OTTAWA — The Parliamentary Budget Officer warns homeownership has become even less affordable during the pandemic for the average buyer, who may find it even harder to get into the market unless prices drop.

OTTAWA — The Parliamentary Budget Officer warns homeownership has become even less affordable during the pandemic for the average buyer, who may find it even harder to get into the market unless prices drop.

House prices were skyrocketing before the COVID-19 pandemic hit two years ago, and have been further inflated by rock-bottom interest rates, demand for more space and supply that can’t follow.

According to the report by budget director Yves Giroux, house prices in most major cities could have been considered affordable at the start of 2015, depending on costs, but also on the borrowing capacity of buyers.

Giroux’s office estimates that home prices in Toronto, Hamilton and Ottawa were more than 50% above affordable at the end of 2021, and unaffordable by a smaller margin in Vancouver and Montreal.

He says the middle income will find it increasingly difficult to afford a home in the future unless prices fall or wages rise.

Giroux also warns that those who have recently bought homes are more vulnerable to rising interest rates and may find themselves unable to cope with a sudden shock like job loss.

Its report noted that debt loads in Toronto, Vancouver, Victoria and Hamilton were high enough that households could be considered financially vulnerable, meaning any loss of income would make them less likely to meet mortgage payments.

Financially better off homeowners will be able to handle higher rates, he said, but Giroux said those with average incomes who have recently purchased homes “could be in a tough spot” financially.

The report released Thursday adds to the evidence before MPs who, Giroux said, have repeatedly come to his office with questions about the cost of housing.
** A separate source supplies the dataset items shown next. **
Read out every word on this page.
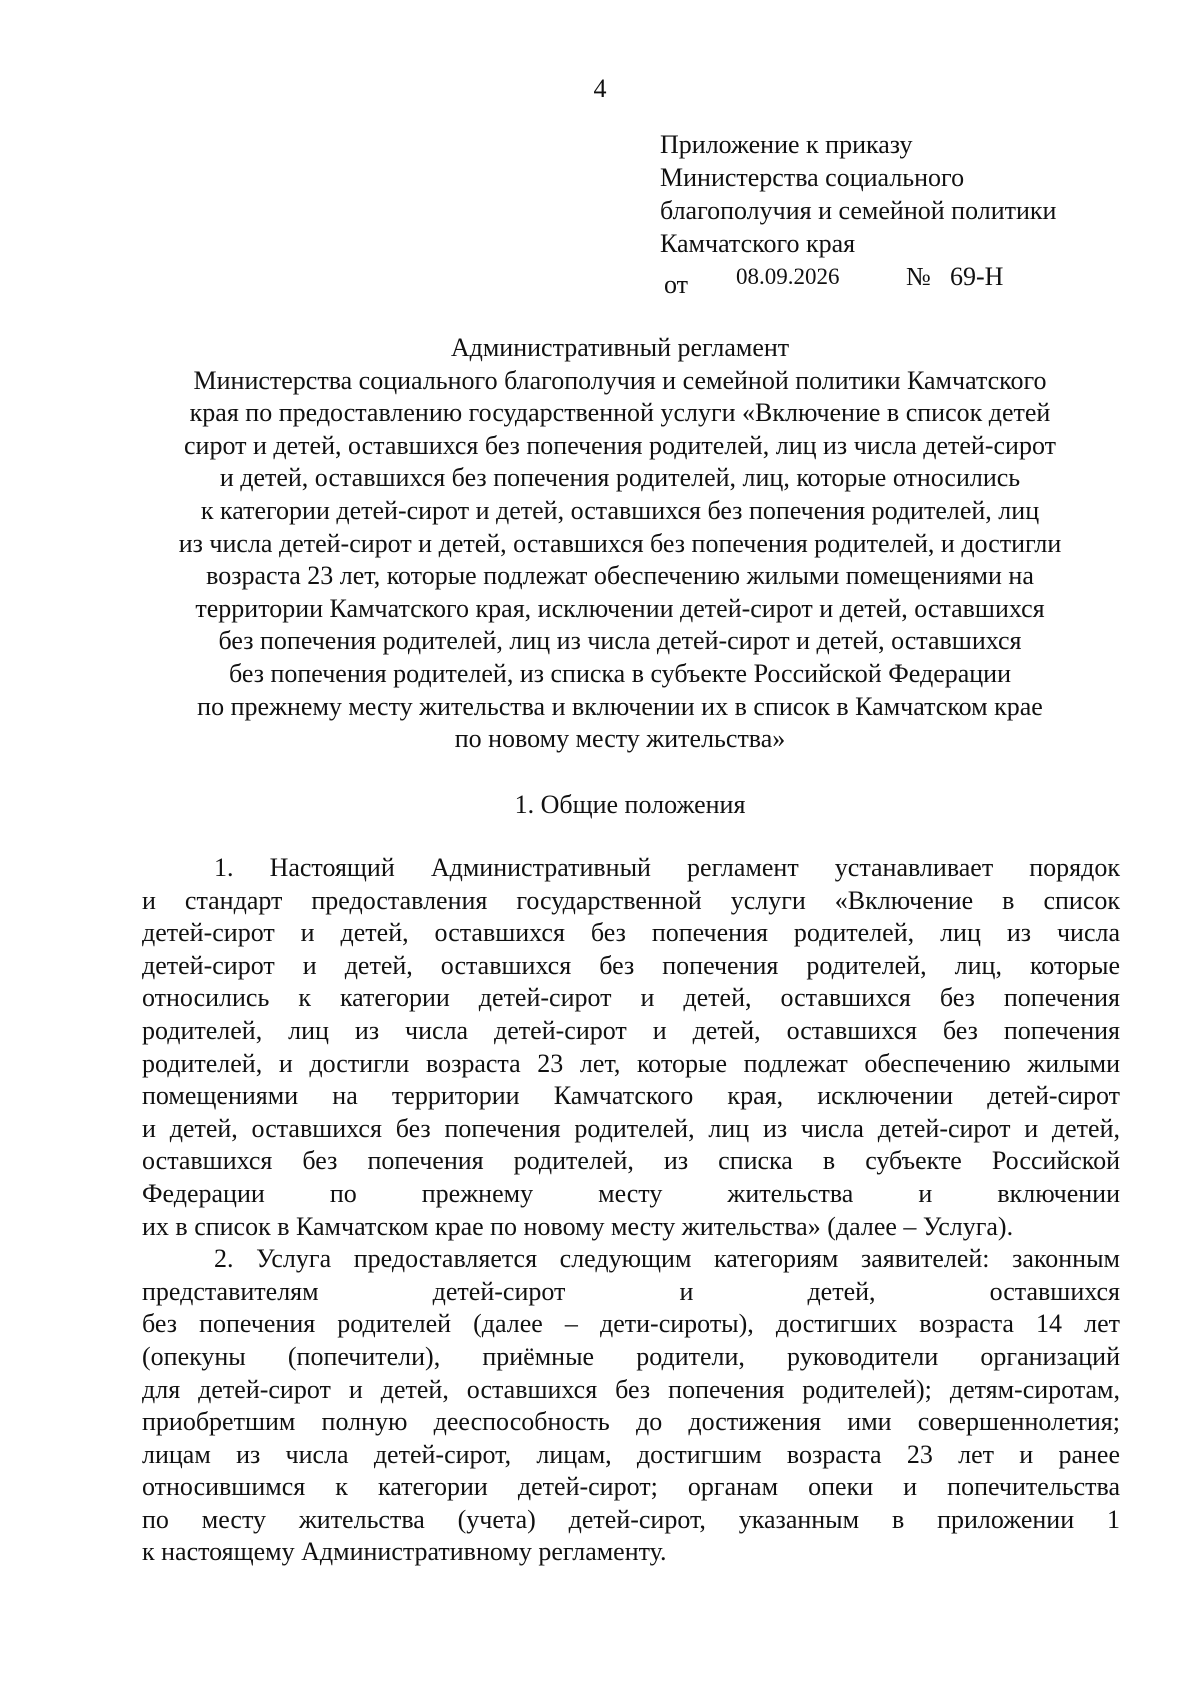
4
Приложение к приказу
Министерства социального
благополучия и семейной политики
Камчатского края
от 08.09.2026	№ 69-Н
Административный регламент
Министерства социального благополучия и семейной политики Камчатского
края по предоставлению государственной услуги «Включение в список детей
сирот и детей, оставшихся без попечения родителей, лиц из числа детей-сирот
и детей, оставшихся без попечения родителей, лиц, которые относились
к категории детей-сирот и детей, оставшихся без попечения родителей, лиц
из числа детей-сирот и детей, оставшихся без попечения родителей, и достигли
возраста 23 лет, которые подлежат обеспечению жилыми помещениями на
территории Камчатского края, исключении детей-сирот и детей, оставшихся
без попечения родителей, лиц из числа детей-сирот и детей, оставшихся
без попечения родителей, из списка в субъекте Российской Федерации
по прежнему месту жительства и включении их в список в Камчатском крае
по новому месту жительства»
1. Общие положения
1. Настоящий Административный регламент устанавливает порядок
и стандарт предоставления государственной услуги «Включение в список
детей-сирот и детей, оставшихся без попечения родителей, лиц из числа
детей-сирот и детей, оставшихся без попечения родителей, лиц, которые
относились к категории детей-сирот и детей, оставшихся без попечения
родителей, лиц из числа детей-сирот и детей, оставшихся без попечения
родителей, и достигли возраста 23 лет, которые подлежат обеспечению жилыми
помещениями на территории Камчатского края, исключении детей-сирот
и детей, оставшихся без попечения родителей, лиц из числа детей-сирот и детей,
оставшихся без попечения родителей, из списка в субъекте Российской
Федерации по прежнему месту жительства и включении
их в список в Камчатском крае по новому месту жительства» (далее – Услуга).
2. Услуга предоставляется следующим категориям заявителей: законным
представителям детей-сирот и детей, оставшихся
без попечения родителей (далее – дети-сироты), достигших возраста 14 лет
(опекуны (попечители), приёмные родители, руководители организаций
для детей-сирот и детей, оставшихся без попечения родителей); детям-сиротам,
приобретшим полную дееспособность до достижения ими совершеннолетия;
лицам из числа детей-сирот, лицам, достигшим возраста 23 лет и ранее
относившимся к категории детей-сирот; органам опеки и попечительства
по месту жительства (учета) детей-сирот, указанным в приложении 1
к настоящему Административному регламенту.
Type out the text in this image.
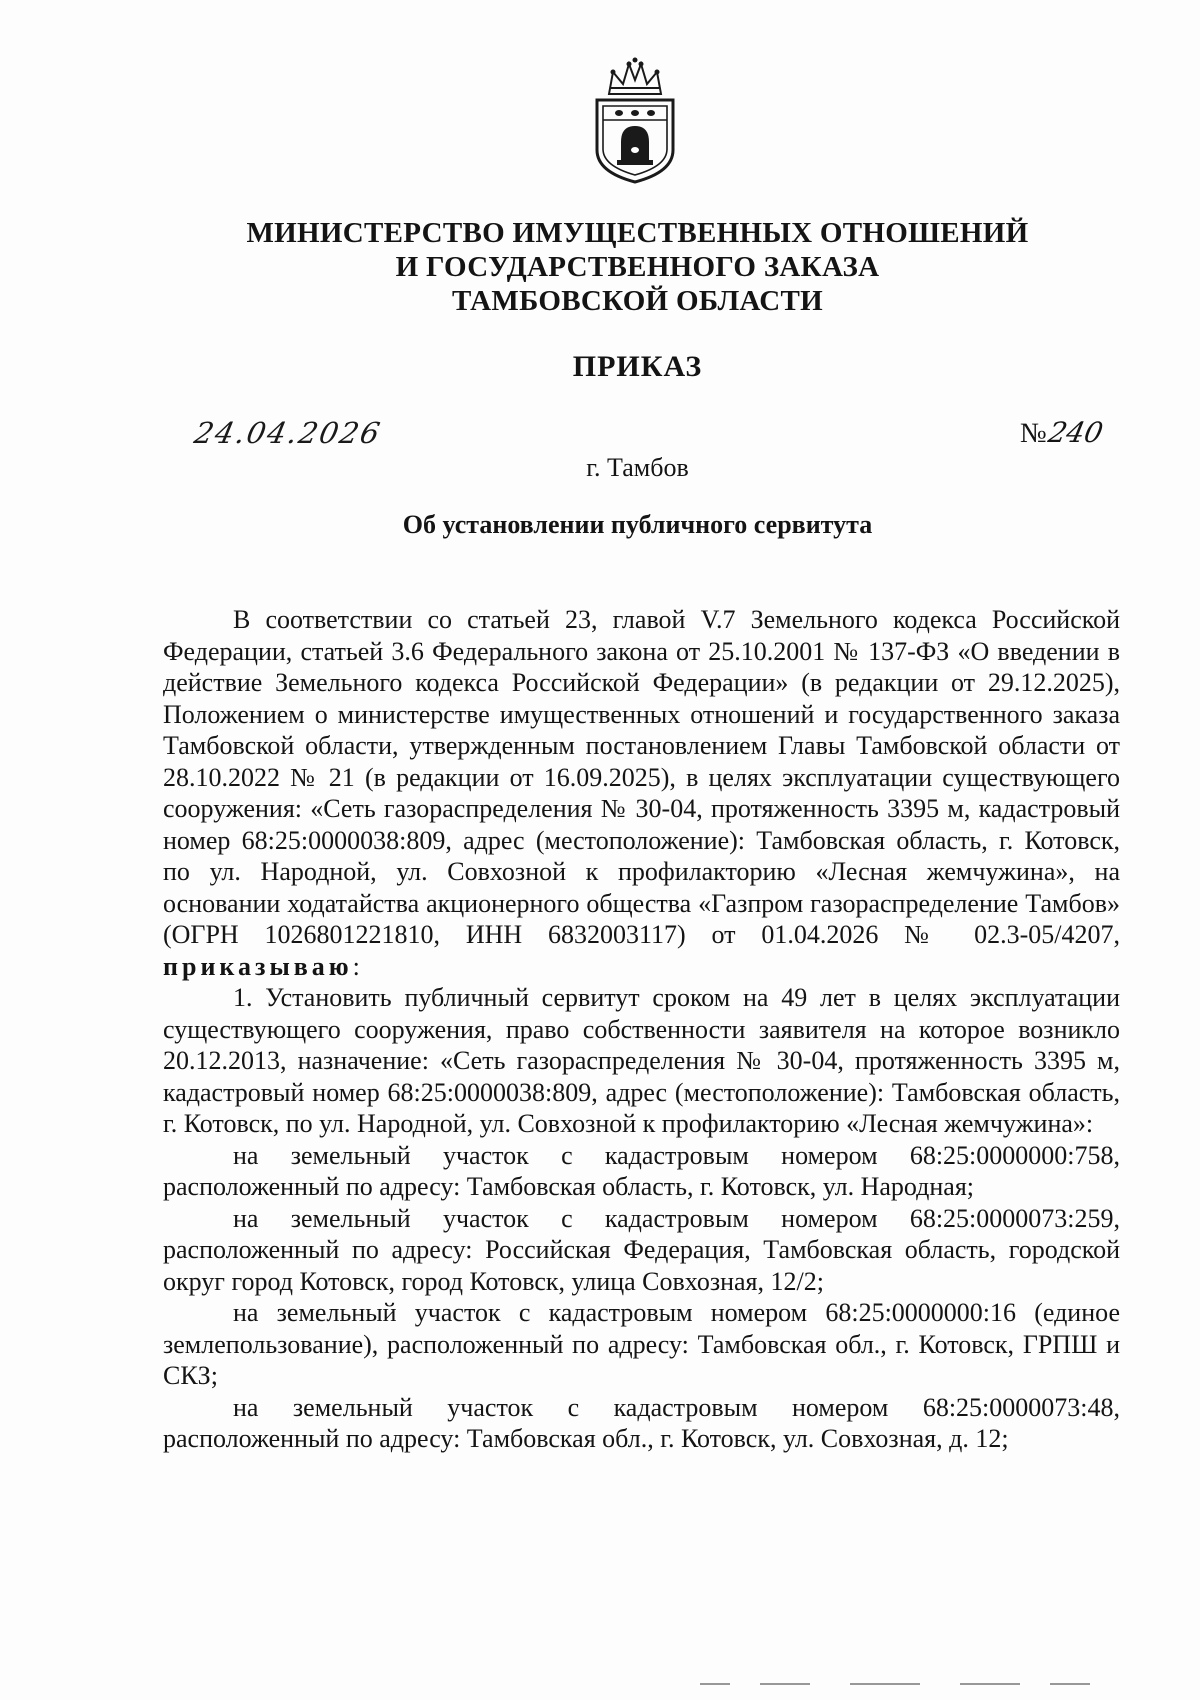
МИНИСТЕРСТВО ИМУЩЕСТВЕННЫХ ОТНОШЕНИЙ
И ГОСУДАРСТВЕННОГО ЗАКАЗА
ТАМБОВСКОЙ ОБЛАСТИ
ПРИКАЗ
24.04.2026	№240
г. Тамбов
Об установлении публичного сервитута

В соответствии со статьей 23, главой V.7 Земельного кодекса Российской Федерации, статьей 3.6 Федерального закона от 25.10.2001 № 137-ФЗ «О введении в действие Земельного кодекса Российской Федерации» (в редакции от 29.12.2025), Положением о министерстве имущественных отношений и государственного заказа Тамбовской области, утвержденным постановлением Главы Тамбовской области от 28.10.2022 № 21 (в редакции от 16.09.2025), в целях эксплуатации существующего сооружения: «Сеть газораспределения № 30-04, протяженность 3395 м, кадастровый номер 68:25:0000038:809, адрес (местоположение): Тамбовская область, г. Котовск, по ул. Народной, ул. Совхозной к профилакторию «Лесная жемчужина», на основании ходатайства акционерного общества «Газпром газораспределение Тамбов» (ОГРН 1026801221810, ИНН 6832003117) от 01.04.2026 № 02.3-05/4207, приказываю:

1. Установить публичный сервитут сроком на 49 лет в целях эксплуатации существующего сооружения, право собственности заявителя на которое возникло 20.12.2013, назначение: «Сеть газораспределения № 30-04, протяженность 3395 м, кадастровый номер 68:25:0000038:809, адрес (местоположение): Тамбовская область, г. Котовск, по ул. Народной, ул. Совхозной к профилакторию «Лесная жемчужина»:

на земельный участок с кадастровым номером 68:25:0000000:758, расположенный по адресу: Тамбовская область, г. Котовск, ул. Народная;

на земельный участок с кадастровым номером 68:25:0000073:259, расположенный по адресу: Российская Федерация, Тамбовская область, городской округ город Котовск, город Котовск, улица Совхозная, 12/2;

на земельный участок с кадастровым номером 68:25:0000000:16 (единое землепользование), расположенный по адресу: Тамбовская обл., г. Котовск, ГРПШ и СКЗ;

на земельный участок с кадастровым номером 68:25:0000073:48, расположенный по адресу: Тамбовская обл., г. Котовск, ул. Совхозная, д. 12;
Giroux’s report indicates that at the end of last year, the national average home price was $811,700, a 43% increase from the $565,800 recorded in December 2019, some months before the pandemic hit the country.

The December 2021 figure was also almost double the average price of $413,000 in January 2015.

Low interest rates, pushed there by the central bank to keep the economy going, and federal supports that imposed a financial floor on households have helped push prices up over the past two years.

Giroux said the gains in borrowing capacity that financial circumstances offered were far outweighed by home prices in several cities and were actually widening the affordability gap.

Fixed-rate mortgage rates have climbed higher as the Bank of Canada is expected to start raising its key rate next month. If, and when, that happens, variable rate mortgages will start to climb as the central bank seeks to cool overheated markets.

Giroux said rising rates will likely offset any increase in household income for middle-income earners, meaning their ability to borrow, and therefore afford a home, will remain relatively stable.

Prices should come down to make home ownership more affordable for the average buyer, Giroux said. One possible avenue is to increase supply, which, according to Giroux’s report, did not keep up with the population boom between 2015 and 2019.

The federal government has sought to increase housing supply, promising cities funding to help speed up development times and approvals.

On Thursday, Finance Minister Chrystia Freeland offered transit funding to help cities manage shortfalls, but asked provinces and cities to speed up housing plans as a requirement money.

Conservative housing critic Matt Jeneroux said Liberal efforts so far have not been able to close the affordability gap for homebuyers and argued that plans government would not solve the problem.